Les autres éléments invoqués et documentés par le salarié, qu'il s'agisse de l'exigence de l'employeur à la suite de la convention de Chateaubriand de se transformer en technicien commercial au travers de gestes promotionnels, de détection de situations justifiant une offre de prestation ou de diffusion d'imprimés sur les pares-brise, l'absence de communication de l'avenant de promotion au poste de chef d'équipe ou du compte rendu de l'entretien de proposition de rupture conventionnelle, comme la prise à témoin à deux reprises des autres salariés par des courriels au contenu pouvant recevoir une autre qualification mais dont il n'était pas lui-même destinataire, même pris dans leur ensemble, ne laissent pas en revanche présumer l'existence d'un harcèlement moral à l'égard de M. [W] [P].

Seuls le refus opposé par l'employeur à l'acceptation par le salarié de la proposition de rupture conventionnelle qui lui avait été faite et l'invitation à démissionner ainsi que le refus de lui verser une prime en raison de son absence, pourraient laisser présumer l'existence d'un harcèlement moral.

Le refus d'acceptation de la rupture conventionnelle et l'invitation à démissionner ont été adressés au salarié dans le cadre du même courrier sont justifiés par l'employeur par le fait que l'aval du salarié soit intervenu bien au delà du délai imparti au salarié pour y répondre, ce qui constitue en soi un élément objectif étranger à tout harcèlement.
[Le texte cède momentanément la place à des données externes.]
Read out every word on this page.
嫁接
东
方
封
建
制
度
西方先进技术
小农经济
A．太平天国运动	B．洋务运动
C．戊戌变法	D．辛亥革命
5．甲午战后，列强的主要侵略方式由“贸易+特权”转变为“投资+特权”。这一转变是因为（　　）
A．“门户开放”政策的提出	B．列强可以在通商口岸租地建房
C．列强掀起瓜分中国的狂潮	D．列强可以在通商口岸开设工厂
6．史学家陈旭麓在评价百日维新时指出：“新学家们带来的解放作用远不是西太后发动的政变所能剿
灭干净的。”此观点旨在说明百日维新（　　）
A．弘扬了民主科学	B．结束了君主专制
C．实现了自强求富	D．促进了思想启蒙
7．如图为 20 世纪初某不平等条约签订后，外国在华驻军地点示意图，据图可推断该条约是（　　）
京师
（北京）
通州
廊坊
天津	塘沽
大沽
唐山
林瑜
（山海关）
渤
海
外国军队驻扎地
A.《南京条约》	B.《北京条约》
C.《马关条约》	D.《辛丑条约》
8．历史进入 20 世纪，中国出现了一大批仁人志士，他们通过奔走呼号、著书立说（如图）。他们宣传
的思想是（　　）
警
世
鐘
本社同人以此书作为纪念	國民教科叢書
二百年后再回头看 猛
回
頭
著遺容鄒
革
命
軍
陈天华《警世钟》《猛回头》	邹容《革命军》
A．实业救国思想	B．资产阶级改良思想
De la même manière, l'invitation à démissionner adressée au salarié, pour inélégante qu'elle soit, se borne à tirer les conséquences de la volonté exprimée du salarié de quitter l'entreprise et du refus d'accéder à son acceptation tardive de la rupture conventionnelle, de sorte qu'elle est justifiée par un élément objectif étranger à tout harcèlement.

S'il ressort explicitement du courrier de l'employeur du 14 septembre 2016 (pièce 31 salarié) que des primes exceptionnelles qu'il n'a pas perçues ont été versées à ses collègues du fait de son absence, leur versement n'apparaît pas discriminatoire à l'inverse de ce que soutient le salarié mais fondé sur un élément objectif étranger à tout harcèlement, tenant à l'investissement supplémentaire de leur part lors de l'ouverture de nouveaux sites, du fait d'un moindre effectif.
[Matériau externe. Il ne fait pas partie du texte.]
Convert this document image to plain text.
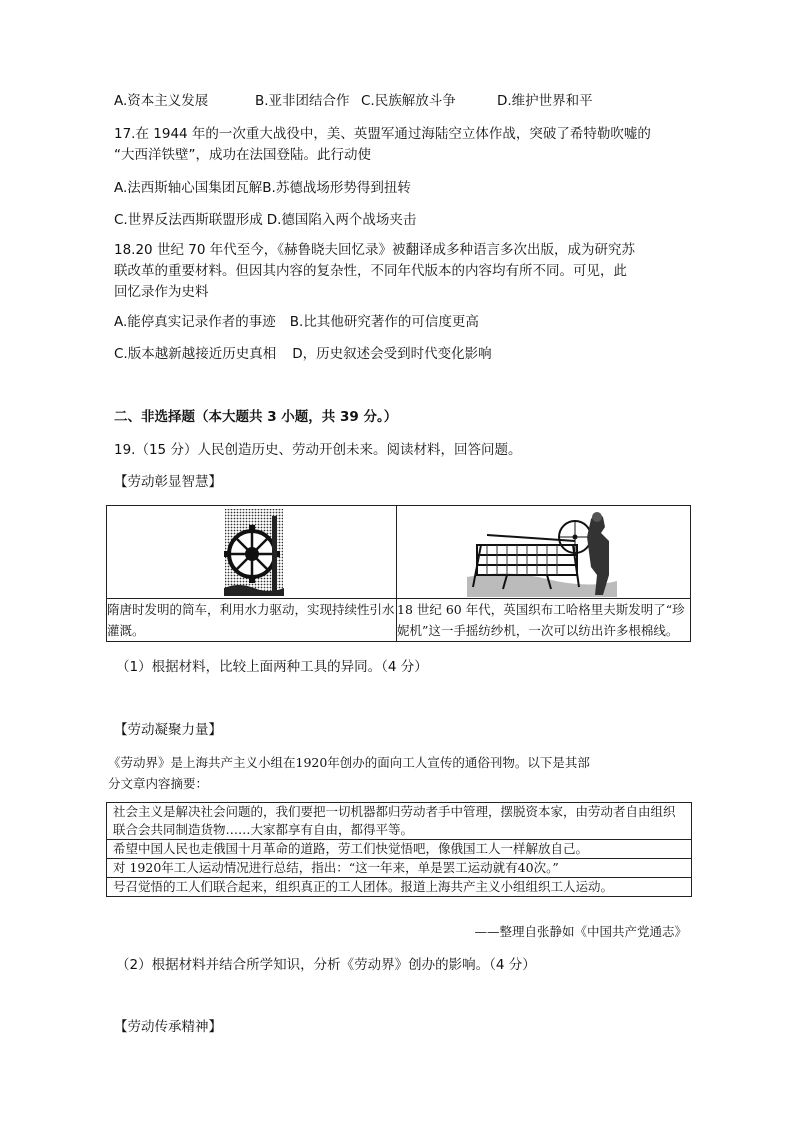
A.资本主义发展	B.亚非团结合作 C.民族解放斗争	D.维护世界和平
17.在 1944 年的一次重大战役中，美、英盟军通过海陆空立体作战，突破了希特勒吹嘘的
“大西洋铁壁”，成功在法国登陆。此行动使
A.法西斯轴心国集团瓦解B.苏德战场形势得到扭转
C.世界反法西斯联盟形成 D.德国陷入两个战场夹击
18.20 世纪 70 年代至今，《赫鲁晓夫回忆录》被翻译成多种语言多次出版，成为研究苏
联改革的重要材料。但因其内容的复杂性，不同年代版本的内容均有所不同。可见，此
回忆录作为史料
A.能停真实记录作者的事迹 B.比其他研究著作的可信度更高
C.版本越新越接近历史真相 D，历史叙述会受到时代变化影响
二、非选择题（本大题共 3 小题，共 39 分。）
19.（15 分）人民创造历史、劳动开创未来。阅读材料，回答问题。
【劳动彰显智慧】

隋唐时发明的筒车，利用水力驱动，实现持续性引水灌溉。	18 世纪 60 年代，英国织布工哈格里夫斯发明了“珍妮机”这一手摇纺纱机，一次可以纺出许多根棉线。
（1）根据材料，比较上面两种工具的异同。（4 分）
【劳动凝聚力量】
《劳动界》是上海共产主义小组在1920年创办的面向工人宣传的通俗刊物。以下是其部
分文章内容摘要：
社会主义是解决社会问题的，我们要把一切机器都归劳动者手中管理，摆脱资本家，由劳动者自由组织联合会共同制造货物……大家都享有自由，都得平等。
希望中国人民也走俄国十月革命的道路，劳工们快觉悟吧，像俄国工人一样解放自己。
对 1920年工人运动情况进行总结，指出：“这一年来，单是罢工运动就有40次。”
号召觉悟的工人们联合起来，组织真正的工人团体。报道上海共产主义小组组织工人运动。
——整理自张静如《中国共产党通志》
（2）根据材料并结合所学知识，分析《劳动界》创办的影响。（4 分）
【劳动传承精神】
En conséquence, la réalité de ce grief imputé à ce titre à l'employeur n'est pas établie.

En application de l'article L.4121-1 du code du travail, l'employeur doit prendre les mesures nécessaires pour assurer la sécurité et protéger la santé physique et mentale des travailleurs.

Ces mesures comprennent :

1° Des actions de prévention des risques professionnels ;

2° Des actions d'information et de formation ;

3° La mise en place d'une organisation et de moyens adaptés.

L'employeur veille à l'adaptation de ces mesures pour tenir compte du changement des

circonstances et tendre à l'amélioration des situations existantes.

L'article L.4121-3 du même code précise que l'employeur, compte tenu de la nature des activités de l'établissement, évalue les risques pour la santé et la sécurité des travailleurs, y compris dans le choix des procédés de fabrication, des équipements de travail, des substances ou préparations chimiques, dans l'aménagement ou le réaménagement des lieux de travail ou des installations et dans la définition des postes de travail. Cette évaluation des risques tient compte de l'impact différencié de l'exposition au risque en fonction du sexe.

A la suite de cette évaluation, l'employeur met en oeuvre les actions de prévention ainsi que les méthodes de travail et de production garantissant un meilleur niveau de protection de la santé et de la sécurité des travailleurs. Il intègre ces actions et ces méthodes dans l'ensemble des activités de l'établissement et à tous les niveaux de l'encadrement.

Lorsque les documents prévus par les dispositions réglementaires prises pour l'application du présent article doivent faire l'objet d'une mise à jour, celle-ci peut être moins fréquente dans les entreprises de moins de onze salariés, sous réserve que soit garanti un niveau équivalent de protection de la santé et de la sécurité des travailleurs, dans des conditions fixées par décret en Conseil d'Etat après avis des organisations professionnelles concernées.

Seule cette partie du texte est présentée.